Patients’ age, BMI, AMH, FSH, LH, E2, PRL, TSH, FT3, FT4, testosterone, DHEAS, 17-OHP and androstenedione levels.
The number of IVF cycles to achieve pregnancy, the number of retrieved oocytes, fertilization rate, clinical pregnancy rate, miscarriage rate, live birth rate were all analyzed and compared to those of TAI negative controls.
Statistical methods
Descriptive statistics were used. Variables were described using absolute and relative frequencies for categorical variables, and arithmetic means and standard deviations (SD) for continuous variables. Comparisons between categorical variables between the two cohorts were carried out using Fisher’s exact tests. For continuous variables, comparisons were based on Student’s two-sample t test (if distributional assumptions were satisfied) or Wilcoxon’s rank-sum test (otherwise). The significance criterion was set at α ≤ 0,05. Data handling and analysis was performed using the Stata statistical package (StataCorp. 2017. Stata Statistical Software: Release 15. College Station, TX: StataCorp LLC).
Age-adjusted comparisons of TAI positive and negative subjects in terms of pregnancy (binary categorical) and cycle count (three-level categorical: 1, 2, ≥ 3) were performed using logistic and ordered logistic multiple regression, respectively. Ordinary least-squares multiple linear regression was used to analyze the continuous outcomes of fertilization rate and oocyte count in the same relation.

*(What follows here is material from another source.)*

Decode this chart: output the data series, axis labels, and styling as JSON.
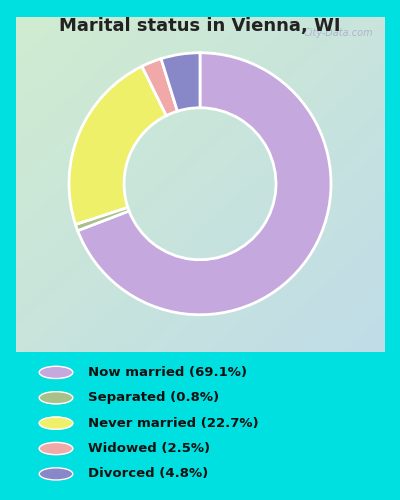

Additional explanatory terms included age squared or an interaction term between age and the TAI group identifier if such additions substantially improved model fit. Estimates were expressed as odds ratios (categorical outcomes) or additive differences (continuous outcomes) in TAI positives versus negatives, with 95% confidence intervals and p-values, either as a single estimate or a series of age-specific estimates.